Socially, I struggled. I had friends, sort of. I was smart, but not "high-flying" enough to hang with the top students, in several sports but not athletic enough to hang with that bunch, musically talented but not advanced/hot-housed/in-the-local-scene enough to be really close with that bunch.

I had been referred for the district G/T program (full-time classroom cohort model) in first grade (I have come to find out), but my mom refused to have me (or my sister) tested because... who knows? She had her reasons, I guess, but now knowing that bunch of people, I realize that that really could have been a good social group for me. As things stood, I had been kept in the "middle" reading and math groups despite very high standardized test scores. I was missing the background knowledge, as well as plain old high expectations, that the kids in the G/T classroom had experienced.

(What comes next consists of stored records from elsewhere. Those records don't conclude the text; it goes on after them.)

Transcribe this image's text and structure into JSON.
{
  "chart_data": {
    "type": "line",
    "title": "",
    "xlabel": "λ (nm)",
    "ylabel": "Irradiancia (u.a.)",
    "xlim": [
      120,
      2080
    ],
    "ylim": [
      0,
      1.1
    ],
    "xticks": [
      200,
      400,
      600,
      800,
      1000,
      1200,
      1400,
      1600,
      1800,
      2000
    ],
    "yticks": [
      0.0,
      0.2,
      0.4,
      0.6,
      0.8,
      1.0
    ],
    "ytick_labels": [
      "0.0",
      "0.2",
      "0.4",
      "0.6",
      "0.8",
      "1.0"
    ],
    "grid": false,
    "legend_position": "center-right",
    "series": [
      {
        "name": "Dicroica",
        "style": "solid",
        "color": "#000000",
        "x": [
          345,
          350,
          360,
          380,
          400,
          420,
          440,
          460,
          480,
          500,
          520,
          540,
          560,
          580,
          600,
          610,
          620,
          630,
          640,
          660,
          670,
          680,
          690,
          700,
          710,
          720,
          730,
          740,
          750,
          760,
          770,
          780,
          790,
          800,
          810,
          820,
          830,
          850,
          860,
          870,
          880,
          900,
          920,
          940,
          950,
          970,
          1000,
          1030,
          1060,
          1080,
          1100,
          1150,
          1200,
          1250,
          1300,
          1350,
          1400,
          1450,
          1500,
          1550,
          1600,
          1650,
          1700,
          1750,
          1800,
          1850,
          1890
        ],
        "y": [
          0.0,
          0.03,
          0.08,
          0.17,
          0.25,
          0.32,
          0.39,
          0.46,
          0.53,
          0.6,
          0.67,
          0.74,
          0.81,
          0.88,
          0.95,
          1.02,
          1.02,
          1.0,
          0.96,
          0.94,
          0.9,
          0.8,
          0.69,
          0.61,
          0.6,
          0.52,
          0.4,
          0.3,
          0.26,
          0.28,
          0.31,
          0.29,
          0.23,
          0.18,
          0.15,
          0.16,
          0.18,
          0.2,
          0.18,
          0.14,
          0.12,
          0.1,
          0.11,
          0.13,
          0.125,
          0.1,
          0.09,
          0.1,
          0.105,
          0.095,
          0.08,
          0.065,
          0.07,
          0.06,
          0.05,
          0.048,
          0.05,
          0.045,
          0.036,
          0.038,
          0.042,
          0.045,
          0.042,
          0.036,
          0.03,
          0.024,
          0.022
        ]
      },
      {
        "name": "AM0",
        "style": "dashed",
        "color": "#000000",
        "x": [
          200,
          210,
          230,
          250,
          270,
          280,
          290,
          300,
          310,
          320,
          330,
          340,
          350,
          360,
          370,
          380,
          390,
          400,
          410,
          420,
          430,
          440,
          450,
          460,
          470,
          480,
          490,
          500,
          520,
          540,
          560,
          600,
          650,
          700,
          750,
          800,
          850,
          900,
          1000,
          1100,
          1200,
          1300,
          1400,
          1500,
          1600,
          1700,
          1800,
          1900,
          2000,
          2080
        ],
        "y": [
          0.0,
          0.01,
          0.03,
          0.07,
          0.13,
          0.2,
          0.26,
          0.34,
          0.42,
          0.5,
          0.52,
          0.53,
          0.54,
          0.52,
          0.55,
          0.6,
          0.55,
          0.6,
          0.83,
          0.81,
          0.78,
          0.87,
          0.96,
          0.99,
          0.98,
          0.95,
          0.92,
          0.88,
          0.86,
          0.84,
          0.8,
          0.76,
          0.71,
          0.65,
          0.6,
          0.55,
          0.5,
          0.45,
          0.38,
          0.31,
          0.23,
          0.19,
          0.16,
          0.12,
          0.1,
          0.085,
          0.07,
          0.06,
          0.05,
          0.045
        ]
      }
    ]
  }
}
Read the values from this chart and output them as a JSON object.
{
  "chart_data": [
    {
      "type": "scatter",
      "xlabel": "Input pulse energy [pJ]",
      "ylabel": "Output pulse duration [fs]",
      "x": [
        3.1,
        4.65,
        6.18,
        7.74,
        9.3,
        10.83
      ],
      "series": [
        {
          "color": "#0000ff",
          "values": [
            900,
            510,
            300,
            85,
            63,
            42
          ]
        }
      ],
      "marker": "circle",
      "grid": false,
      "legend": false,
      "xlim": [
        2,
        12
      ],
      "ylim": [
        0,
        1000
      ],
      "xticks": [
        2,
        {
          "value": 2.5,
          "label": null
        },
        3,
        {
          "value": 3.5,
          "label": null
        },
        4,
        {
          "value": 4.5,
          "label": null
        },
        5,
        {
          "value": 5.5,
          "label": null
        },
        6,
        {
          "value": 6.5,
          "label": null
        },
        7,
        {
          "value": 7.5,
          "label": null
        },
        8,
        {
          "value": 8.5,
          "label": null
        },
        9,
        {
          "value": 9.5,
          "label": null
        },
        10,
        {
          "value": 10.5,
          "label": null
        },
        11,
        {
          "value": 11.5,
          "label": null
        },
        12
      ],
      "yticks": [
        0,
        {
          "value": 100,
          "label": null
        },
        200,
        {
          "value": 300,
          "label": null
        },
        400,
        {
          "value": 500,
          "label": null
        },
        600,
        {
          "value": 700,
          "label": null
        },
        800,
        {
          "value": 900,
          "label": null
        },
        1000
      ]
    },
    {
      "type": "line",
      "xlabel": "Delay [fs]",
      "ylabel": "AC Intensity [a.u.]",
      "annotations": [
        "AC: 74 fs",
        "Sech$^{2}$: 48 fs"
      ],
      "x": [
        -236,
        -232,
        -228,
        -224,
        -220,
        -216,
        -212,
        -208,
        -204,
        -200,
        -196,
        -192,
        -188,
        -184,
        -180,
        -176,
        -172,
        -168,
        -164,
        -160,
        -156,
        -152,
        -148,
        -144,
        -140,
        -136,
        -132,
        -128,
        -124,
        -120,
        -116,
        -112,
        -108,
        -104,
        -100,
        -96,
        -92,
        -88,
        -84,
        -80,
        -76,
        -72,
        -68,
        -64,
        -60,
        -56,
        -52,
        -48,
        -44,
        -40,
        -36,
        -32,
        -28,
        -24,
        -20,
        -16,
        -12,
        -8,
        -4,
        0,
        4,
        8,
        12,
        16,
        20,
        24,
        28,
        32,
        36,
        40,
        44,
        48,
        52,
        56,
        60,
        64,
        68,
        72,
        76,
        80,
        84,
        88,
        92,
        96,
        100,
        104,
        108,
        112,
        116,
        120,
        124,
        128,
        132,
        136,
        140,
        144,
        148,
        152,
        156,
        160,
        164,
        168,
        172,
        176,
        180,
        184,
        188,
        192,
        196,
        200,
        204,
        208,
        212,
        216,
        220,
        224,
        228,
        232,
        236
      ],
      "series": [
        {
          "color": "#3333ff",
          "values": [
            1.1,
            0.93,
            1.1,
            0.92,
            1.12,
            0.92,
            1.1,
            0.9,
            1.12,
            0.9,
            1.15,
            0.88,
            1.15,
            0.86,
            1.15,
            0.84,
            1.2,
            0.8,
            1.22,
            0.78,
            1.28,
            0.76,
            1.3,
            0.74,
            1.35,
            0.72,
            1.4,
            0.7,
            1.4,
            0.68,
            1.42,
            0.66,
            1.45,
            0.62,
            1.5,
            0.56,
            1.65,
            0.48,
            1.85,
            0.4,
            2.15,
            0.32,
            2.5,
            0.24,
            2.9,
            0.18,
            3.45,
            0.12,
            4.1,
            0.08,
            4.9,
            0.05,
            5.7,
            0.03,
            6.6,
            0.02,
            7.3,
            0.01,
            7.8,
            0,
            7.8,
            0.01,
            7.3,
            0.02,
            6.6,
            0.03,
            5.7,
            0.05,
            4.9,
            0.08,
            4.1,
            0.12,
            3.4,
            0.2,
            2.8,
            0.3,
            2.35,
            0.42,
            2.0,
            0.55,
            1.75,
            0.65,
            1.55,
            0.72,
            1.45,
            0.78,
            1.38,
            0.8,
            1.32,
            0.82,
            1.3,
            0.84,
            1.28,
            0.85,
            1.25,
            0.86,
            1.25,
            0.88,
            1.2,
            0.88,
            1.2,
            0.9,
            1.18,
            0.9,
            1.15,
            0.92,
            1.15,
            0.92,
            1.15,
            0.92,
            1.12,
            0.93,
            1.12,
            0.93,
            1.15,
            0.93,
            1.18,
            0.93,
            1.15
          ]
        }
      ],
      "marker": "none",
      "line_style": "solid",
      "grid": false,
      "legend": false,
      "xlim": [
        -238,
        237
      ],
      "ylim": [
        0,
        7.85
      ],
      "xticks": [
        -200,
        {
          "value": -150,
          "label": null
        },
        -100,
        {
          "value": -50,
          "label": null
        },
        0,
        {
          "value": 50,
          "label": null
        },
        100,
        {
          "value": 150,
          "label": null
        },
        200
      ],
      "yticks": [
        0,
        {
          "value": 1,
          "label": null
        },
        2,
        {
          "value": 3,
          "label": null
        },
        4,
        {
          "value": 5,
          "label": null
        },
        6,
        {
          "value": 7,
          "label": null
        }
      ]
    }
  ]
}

I was a sensitive, immature kid who cried easily over any little thing, so when I tested into accelerated math for 7th grade (despite having been in the non-accelerated track for my entire elementary career), the teacher recommended I just stick with average-track because "it would be easier and not upsetting to me." By high school, I had figured out how to skate by academically with an A- average and little effort. No one pegged me as one of the "smart kids," nor was I one of the "athletic kids," or one of the "music-theater" kids, though I did all those things.

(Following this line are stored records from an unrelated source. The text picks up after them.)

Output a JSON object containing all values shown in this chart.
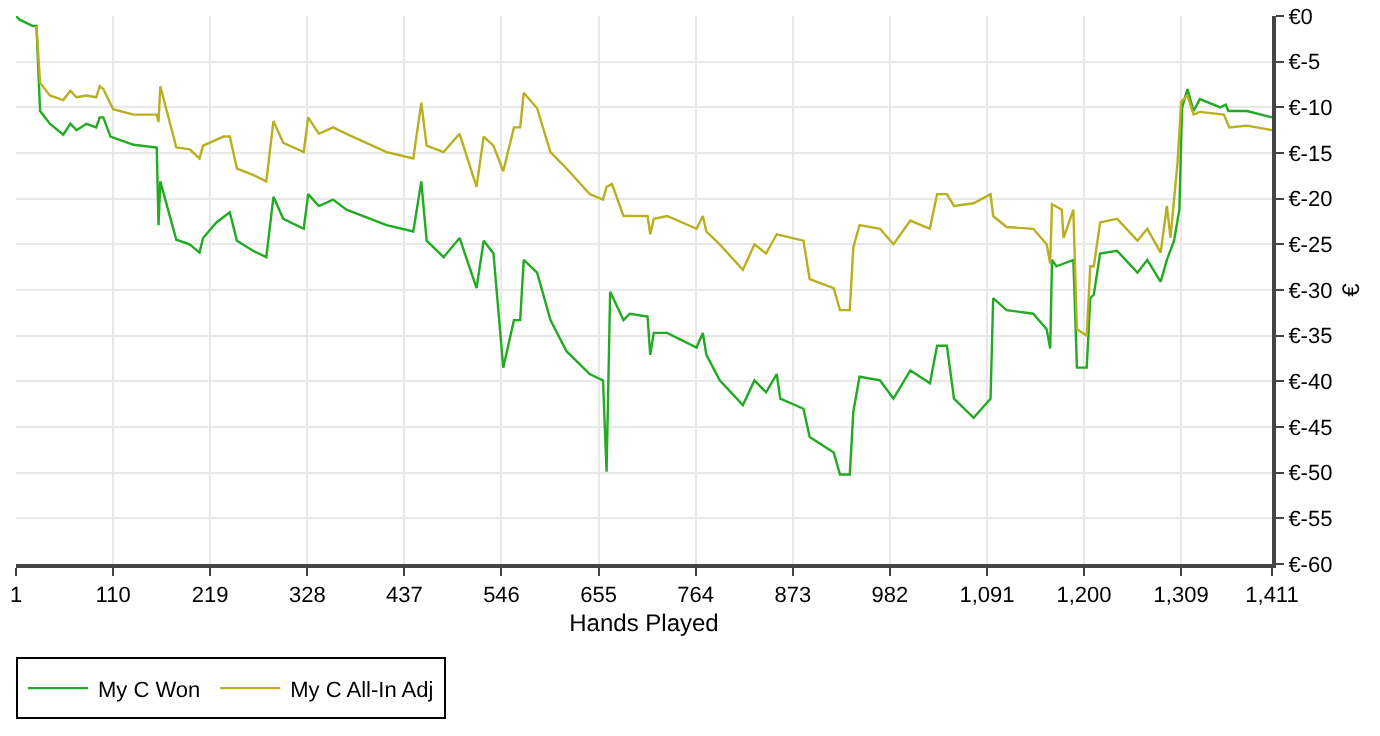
{
  "chart_data": {
    "type": "line",
    "xlabel": "Hands Played",
    "ylabel": "€",
    "grid": true,
    "legend": "bottom left",
    "marker": "none",
    "line_style": "solid",
    "xlim": [
      1,
      1411
    ],
    "ylim": [
      -60,
      0
    ],
    "xticks": [
      1,
      110,
      219,
      328,
      437,
      546,
      655,
      764,
      873,
      982,
      {
        "value": 1091,
        "label": "1,091"
      },
      {
        "value": 1200,
        "label": "1,200"
      },
      {
        "value": 1309,
        "label": "1,309"
      },
      {
        "value": 1411,
        "label": "1,411"
      }
    ],
    "yticks": [
      {
        "value": 0,
        "label": "€0"
      },
      {
        "value": -5,
        "label": "€-5"
      },
      {
        "value": -10,
        "label": "€-10"
      },
      {
        "value": -15,
        "label": "€-15"
      },
      {
        "value": -20,
        "label": "€-20"
      },
      {
        "value": -25,
        "label": "€-25"
      },
      {
        "value": -30,
        "label": "€-30"
      },
      {
        "value": -35,
        "label": "€-35"
      },
      {
        "value": -40,
        "label": "€-40"
      },
      {
        "value": -45,
        "label": "€-45"
      },
      {
        "value": -50,
        "label": "€-50"
      },
      {
        "value": -55,
        "label": "€-55"
      },
      {
        "value": -60,
        "label": "€-60"
      }
    ],
    "series": [
      {
        "name": "My C Won",
        "color": "#22aa22",
        "x": [
          1,
          5,
          20,
          24,
          28,
          39,
          54,
          62,
          69,
          80,
          91,
          95,
          99,
          107,
          133,
          159,
          161,
          163,
          181,
          196,
          207,
          211,
          226,
          241,
          249,
          267,
          282,
          290,
          301,
          324,
          329,
          341,
          357,
          372,
          417,
          447,
          456,
          462,
          481,
          499,
          518,
          526,
          537,
          548,
          560,
          567,
          571,
          586,
          601,
          619,
          645,
          660,
          664,
          668,
          683,
          690,
          710,
          713,
          717,
          732,
          765,
          772,
          776,
          791,
          817,
          830,
          843,
          855,
          859,
          885,
          892,
          919,
          926,
          937,
          941,
          948,
          971,
          986,
          1005,
          1027,
          1035,
          1046,
          1054,
          1076,
          1095,
          1098,
          1113,
          1143,
          1158,
          1162,
          1164,
          1169,
          1188,
          1192,
          1203,
          1207,
          1211,
          1218,
          1237,
          1260,
          1271,
          1286,
          1293,
          1301,
          1307,
          1310,
          1316,
          1323,
          1330,
          1353,
          1359,
          1362,
          1383,
          1411
        ],
        "values": [
          0,
          -0.4,
          -1.1,
          -1.1,
          -10.4,
          -11.8,
          -13,
          -11.8,
          -12.5,
          -11.8,
          -12.2,
          -11.1,
          -11.1,
          -13.2,
          -14.1,
          -14.4,
          -22.9,
          -18.1,
          -24.5,
          -25,
          -25.9,
          -24.3,
          -22.6,
          -21.5,
          -24.6,
          -25.7,
          -26.4,
          -19.8,
          -22.2,
          -23.3,
          -19.5,
          -20.8,
          -20.1,
          -21.2,
          -22.9,
          -23.6,
          -18.1,
          -24.6,
          -26.4,
          -24.3,
          -29.8,
          -24.6,
          -26,
          -38.5,
          -33.3,
          -33.3,
          -26.7,
          -28.1,
          -33.3,
          -36.7,
          -39.2,
          -39.9,
          -49.9,
          -30.2,
          -33.3,
          -32.6,
          -32.9,
          -37.1,
          -34.7,
          -34.7,
          -36.3,
          -34.7,
          -37.1,
          -39.9,
          -42.6,
          -39.9,
          -41.2,
          -39.2,
          -41.9,
          -43,
          -46.1,
          -47.8,
          -50.2,
          -50.2,
          -43.3,
          -39.5,
          -39.9,
          -41.9,
          -38.8,
          -40.2,
          -36.1,
          -36.1,
          -41.9,
          -44,
          -41.9,
          -30.9,
          -32.2,
          -32.6,
          -34.3,
          -36.4,
          -26.7,
          -27.4,
          -26.7,
          -38.5,
          -38.5,
          -30.9,
          -30.5,
          -26,
          -25.7,
          -28.1,
          -26.7,
          -29.1,
          -26.7,
          -24.6,
          -21.2,
          -10.1,
          -8,
          -10.4,
          -9.1,
          -10,
          -9.7,
          -10.4,
          -10.4,
          -11.1
        ]
      },
      {
        "name": "My C All-In Adj",
        "color": "#b8b020",
        "x": [
          24,
          28,
          39,
          54,
          62,
          69,
          80,
          91,
          95,
          99,
          110,
          133,
          159,
          161,
          163,
          181,
          196,
          207,
          211,
          234,
          241,
          249,
          267,
          282,
          290,
          301,
          324,
          329,
          341,
          357,
          372,
          417,
          447,
          456,
          462,
          481,
          499,
          518,
          526,
          537,
          548,
          560,
          567,
          571,
          586,
          601,
          619,
          645,
          660,
          664,
          670,
          683,
          710,
          713,
          717,
          732,
          765,
          772,
          776,
          791,
          817,
          830,
          843,
          855,
          885,
          892,
          919,
          926,
          937,
          941,
          948,
          971,
          986,
          1005,
          1027,
          1035,
          1046,
          1054,
          1076,
          1095,
          1098,
          1113,
          1143,
          1158,
          1162,
          1164,
          1175,
          1177,
          1188,
          1192,
          1203,
          1207,
          1211,
          1218,
          1237,
          1260,
          1271,
          1286,
          1293,
          1297,
          1305,
          1309,
          1316,
          1323,
          1330,
          1357,
          1363,
          1383,
          1411
        ],
        "values": [
          -1.1,
          -7.3,
          -8.7,
          -9.2,
          -8.2,
          -8.9,
          -8.7,
          -8.9,
          -7.7,
          -8,
          -10.2,
          -10.8,
          -10.8,
          -11.6,
          -7.7,
          -14.4,
          -14.6,
          -15.6,
          -14.2,
          -13.2,
          -13.2,
          -16.7,
          -17.4,
          -18.1,
          -11.5,
          -13.9,
          -14.9,
          -11.1,
          -12.9,
          -12.2,
          -12.9,
          -14.9,
          -15.6,
          -9.5,
          -14.2,
          -14.9,
          -12.9,
          -18.7,
          -13.2,
          -14.2,
          -17,
          -12.2,
          -12.2,
          -8.4,
          -10.1,
          -14.9,
          -16.7,
          -19.5,
          -20.1,
          -18.7,
          -18.4,
          -21.9,
          -21.9,
          -23.9,
          -22.2,
          -21.9,
          -23.3,
          -21.9,
          -23.6,
          -25,
          -27.8,
          -25,
          -26,
          -23.9,
          -24.6,
          -28.8,
          -29.8,
          -32.2,
          -32.2,
          -25.3,
          -22.9,
          -23.3,
          -25,
          -22.4,
          -23.3,
          -19.5,
          -19.5,
          -20.8,
          -20.5,
          -19.5,
          -21.9,
          -23.1,
          -23.3,
          -25,
          -27.1,
          -20.6,
          -21.2,
          -24.3,
          -21.2,
          -34.3,
          -35,
          -27.4,
          -27.4,
          -22.6,
          -22.2,
          -24.6,
          -23.3,
          -25.9,
          -20.8,
          -24.3,
          -16,
          -9.4,
          -8.7,
          -10.8,
          -10.5,
          -10.8,
          -12.2,
          -12,
          -12.5
        ]
      }
    ]
  }
}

When my swim coach and choir director tried to play a game of tug-of-war about whose activity I should attend on a certain night, I didn't understand the fuss. I was neither planning to make a career out of singing or swimming. Couldn't I swim my events, dash out early, run down the hall, show up a little late, with wet hair and reeking of chlorine, for choir warm-ups, and sing in the concert? Both adults (and most of the other student participants for whom one or the other activity was "their thing") didn't understand my lack of priority. Wasn't I an athlete/musician (depending on who was asking)? I wasn't a "top performing star" in *insert other activity here*, should I just skip out on THAT and do THIS? No, I was a 16 year-old girl who enjoyed sports and music. At such a large high school, we were expected to specialize, and I was a Jack(Jane?)-of-all-Trades. In a way, I was an everybody and a nobody.

My high school weirdness and immaturity, in a way, saved me from the Freshman year of college "Who am I?" crisis. I knew that I didn't have to be the best to enjoy something. I could do things just for fun. I moved in and out of different social groups during those awkward first years when everyone is still trying to find a group of people "like them" to befriend. I already kind of understood that people didn't have to share all of my interests, or look like me, or have any other characteristics beyond being a person I like, find interesting, and want to spend more time with.

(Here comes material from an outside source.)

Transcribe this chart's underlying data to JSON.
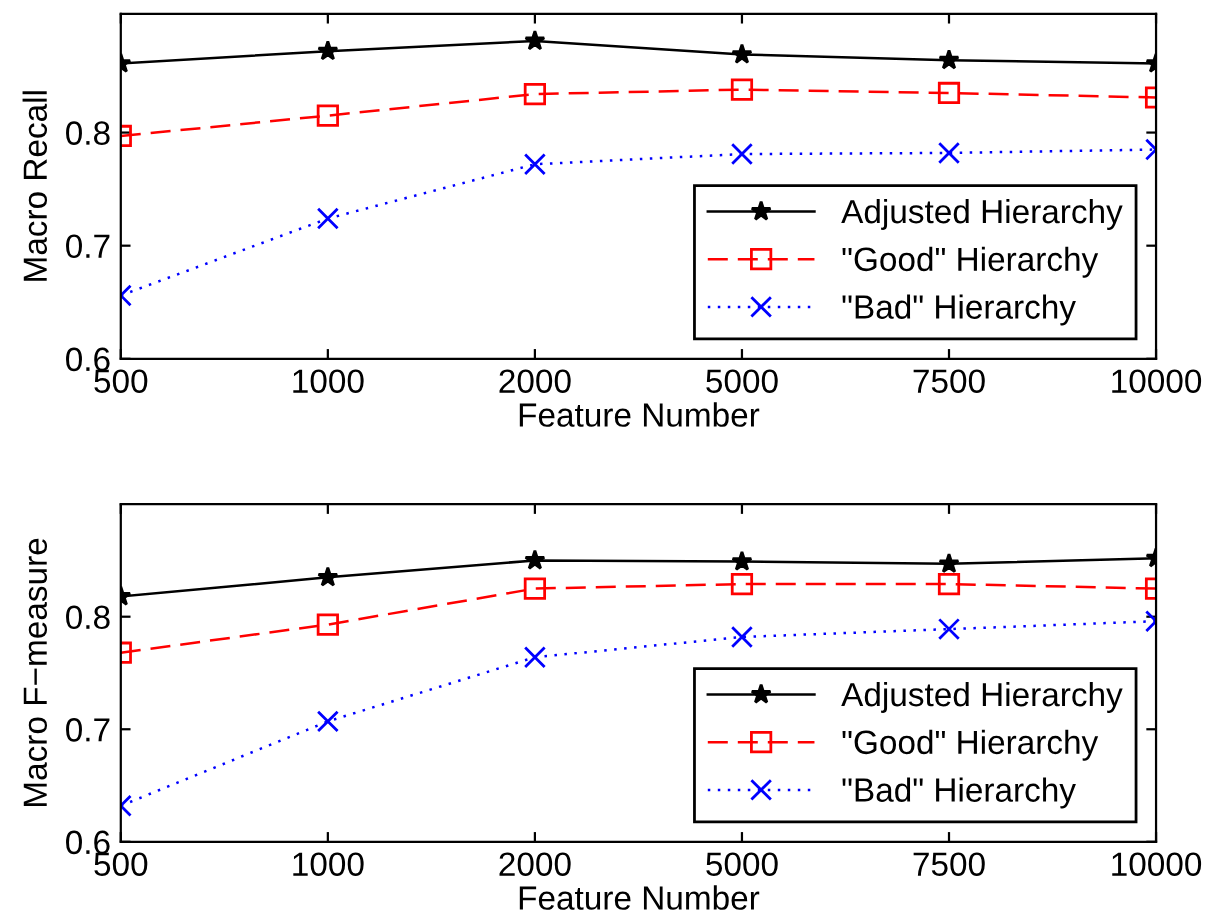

I guess I'll maintain that high school IS a socially norming experience. It is. It's a shared social phenomenon. I'll also maintain that it's not a natural experience, nor is it necessarily one that actually helps develop adult relationships or expectations. The social type-casting (at least not as I experienced it) is not necessarily a healthy norm. While our society is MUCH more specialized than it was in "traditional" societies, very few adults are so one-dimensional (socially or proficiency-wise) as high school kind of guides students to be.